I haven’t been a person who meditates, does yoga or actively seeks mindfulness. But something happened in this race, something unexpected, something unsought. I felt an immersive peace for the last few days of the race. I’ve since read a few articles on this, and there are some physiologic theories surrounding the state I think I was in. Essentially the clutter from excessive sensory processing and cognitive reappraisal decreases and the centers of the brain that process and relay this information relax. It felt like an alert state of flow.
I digress—the Tor was not all incense, candles and yoga pants. The race is hard. Over the last three passes there was torrential rain and pounding snow. The nights were long, and I had vivid hallucinations. I saw ghosts, and I saw the dragon. At one point as I wound down into the last life base at Ollomont my mind was so addled that I could not grasp simple math and figure out how to add my time on that section to my total time. There were soaring highs and crushing lows. I taped my nipples in the rain.
As I hit the streets of Courmayeur in the last mile to the finish, an overwhelming sense of gratitude washed over me. Gratitude for my family and wife who supported me and did some serious single parenting to let me pursue this journey. Gratitude to have a healthy body that will endure these endeavors. Gratitude for the mountains and trails. Gratitude for the race staff, volunteers and people of the Aosta Valley. There is only one Tor, and I am lucky to be a part of it. I ended up finishing in 32nd place overall, and as the first American—the race took me just over 104 hours with around 4-5 hours of sleep total.

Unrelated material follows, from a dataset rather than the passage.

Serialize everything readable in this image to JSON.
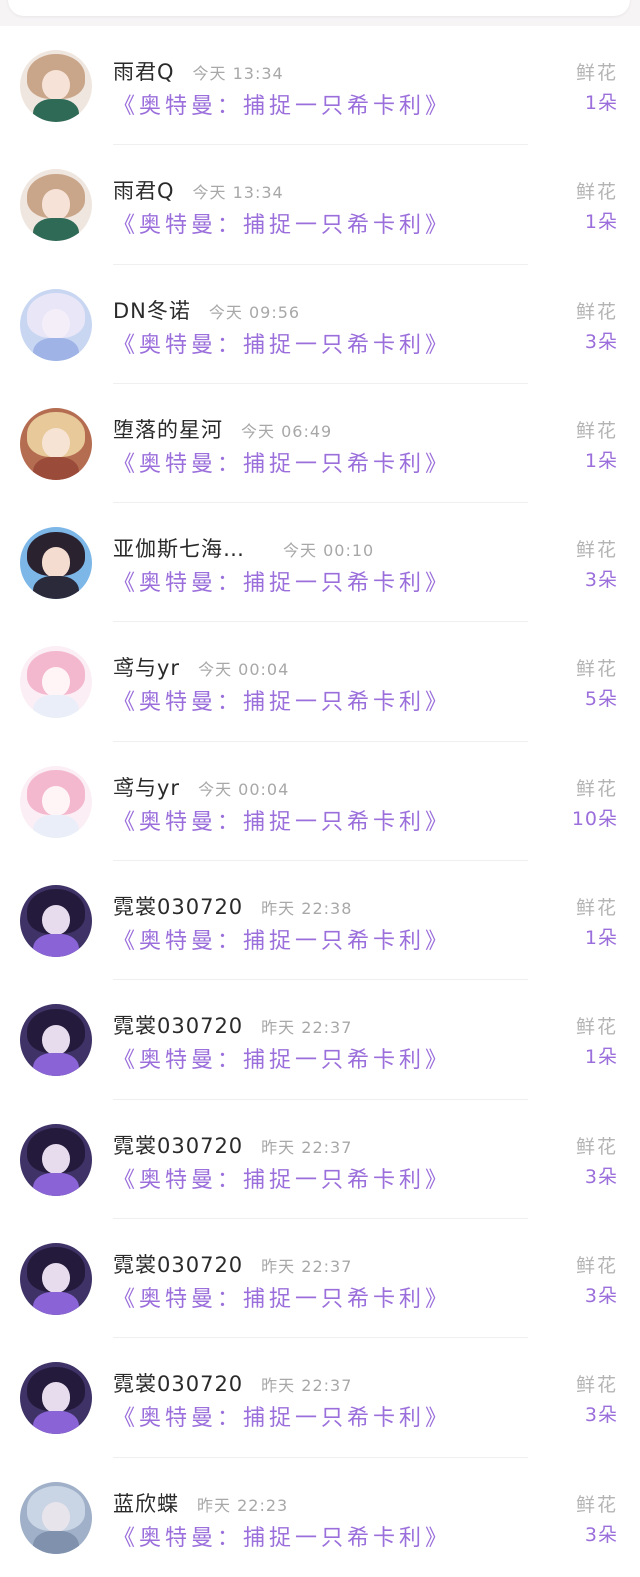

On the plane ride home, I began to process some of this journey. The near full moon as I climbed over Col Pinter, the warm generosity of the people at the mountain huts (particularly at Refugio Barmassa with the kind words of encouragement and rich espresso but only after learning that I would not be supporting a certain real estate mogul in the upcoming election), the deep comraderie of fellow runners or “Geants”, the climb into the misty rain of Col Brison, the hearty polenta and venison in Niel, and the fierce pride of the people of the Aosta Valley with their cheers of “Bravo!” still echoing. People who have done the Tor share a look in their eyes, beyond the bleary, red exhaustion, and I feel connected to this community. There is more to this story than I can begin to relate on these pages, but I think it better shared over a long run or a short glass of Genepi.